- Leader: The Marquess of Argyll
- Founded: 1647; 379 years ago
- Dissolved: 1651; 375 years ago
- Split from: Covenanters
- Religion: Presbyterianism

= Kirk Party =

Former Scottish Presbyterian political party (1647-1651)

The Kirk Party were a radical Presbyterian faction of the Scottish Covenanters during the Wars of the Three Kingdoms. They came to the fore after the defeat of the Engagers faction in 1648 at the hands of Oliver Cromwell and the English Parliament. At this time Scottish opinion became divided between the Kirk Party, a religious group led by Archibald Campbell, 1st Marquess of Argyll, and a political group led by James Hamilton.

Kirk is a Scottish word meaning a church, or more specifically, the Church of Scotland. The Kirk Party intended to run Scotland as a theocracy, and ensure moral reform. They purged the Covenanters' General Assembly and army of "ungodly elements" and crowned Charles II as King of Scotland in 1651, in return for his explicit endorsement of their religious and political agenda in the Treaty of Breda (1650).

The Kirk party's religious zeal did not help their cause militarily. In the month before the Battle of Dunbar they chose to institute a searching three-day examination of the political and religious sentiments of the Scottish army. The result was that the army was purged of "Malignants", 80 officers and 3000 experienced soldiers, while it lay within musket shot of the enemy. Their ranks were to some extent made up with replacements with strong spiritual beliefs but little military experience. The Kirk party were therefore discredited when their army was routed by Cromwell's New Model Army at the Battle of Dunbar, in September 1650.
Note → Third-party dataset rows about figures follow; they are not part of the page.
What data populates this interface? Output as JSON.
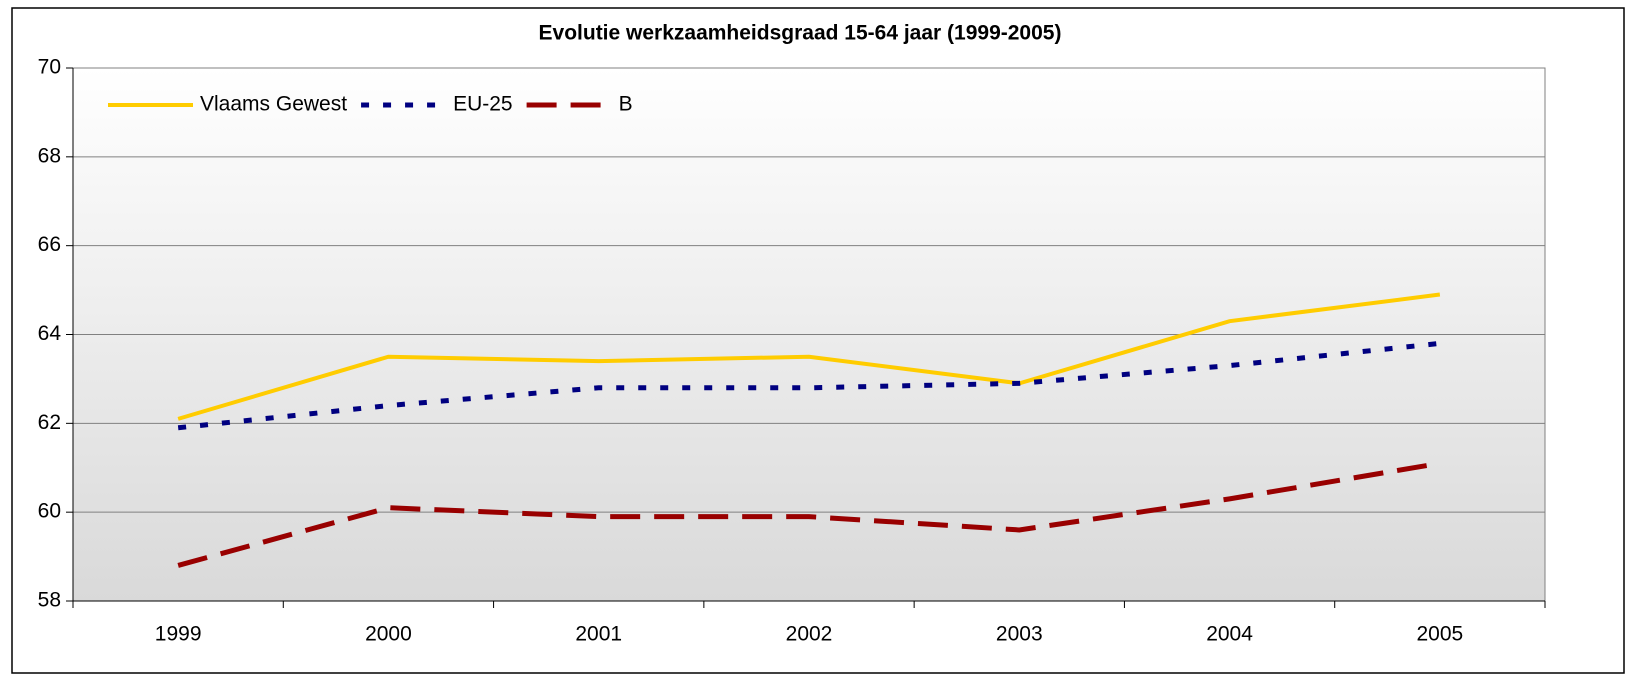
{
  "chart_data": {
    "type": "line",
    "title": "Evolutie werkzaamheidsgraad 15-64 jaar (1999-2005)",
    "categories": [
      "1999",
      "2000",
      "2001",
      "2002",
      "2003",
      "2004",
      "2005"
    ],
    "series": [
      {
        "name": "Vlaams Gewest",
        "color": "#ffcc00",
        "dash": "solid",
        "values": [
          62.1,
          63.5,
          63.4,
          63.5,
          62.9,
          64.3,
          64.9
        ]
      },
      {
        "name": "EU-25",
        "color": "#000080",
        "dash": "dotted",
        "values": [
          61.9,
          62.4,
          62.8,
          62.8,
          62.9,
          63.3,
          63.8
        ]
      },
      {
        "name": "B",
        "color": "#990000",
        "dash": "dashed",
        "values": [
          58.8,
          60.1,
          59.9,
          59.9,
          59.6,
          60.3,
          61.1
        ]
      }
    ],
    "ylim": [
      58,
      70
    ],
    "yticks": [
      58,
      60,
      62,
      64,
      66,
      68,
      70
    ],
    "grid": true,
    "legend": "top-left"
  }
}
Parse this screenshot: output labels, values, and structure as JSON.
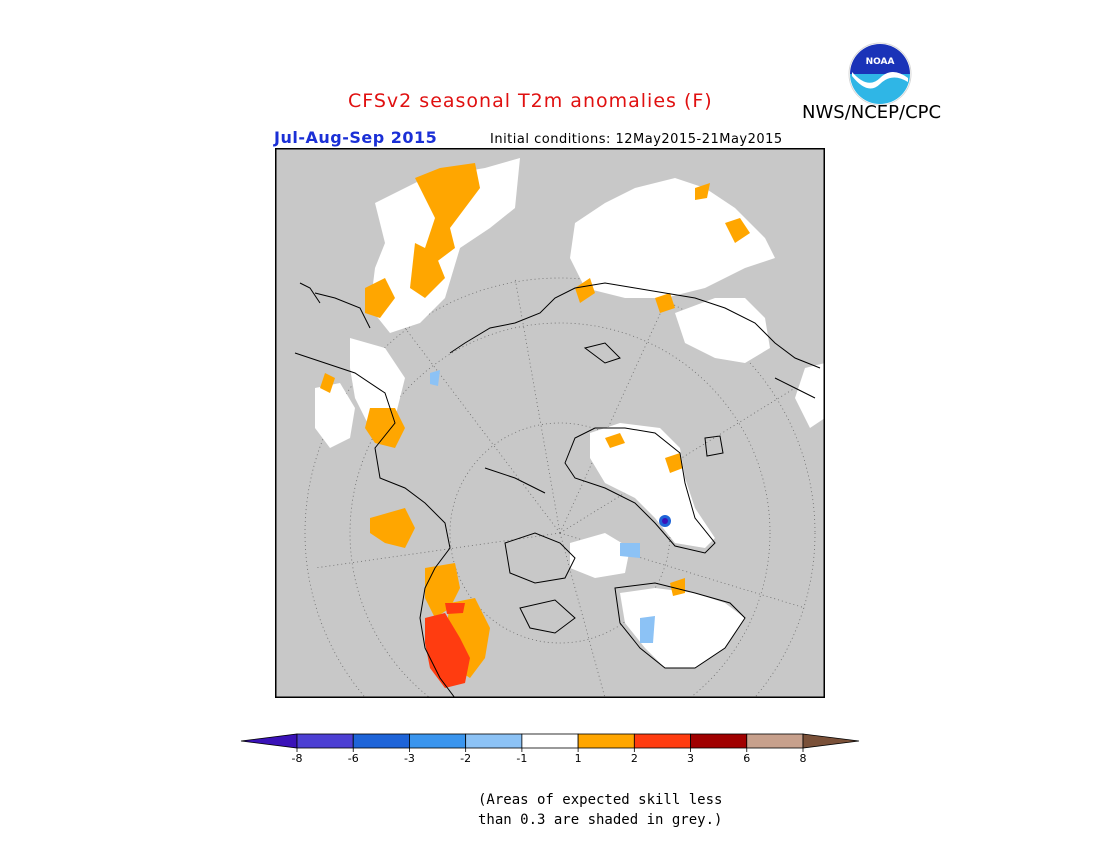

After this time, a more representative faction came to the fore in Scottish politics, which tried to reconcile (at least temporarily) the different factions of the Covenanters and Scottish Royalists to resist Cromwell's invasion of Scotland. However, they in turn were defeated at the Battle of Worcester in 1651, leading eventually to Scotland's incorporation into the Commonwealth of England.

The Kirk party were disparagingly called "whiggamores" or "whigs" by their Scottish opponents (after the Whiggamore Raid). The nickname was later applied (equally offensively) to those, headed by Anthony Ashley Cooper, Earl of Shaftesbury, calling for the exclusion of James, Duke of York from the English throne on the grounds of his Catholicism.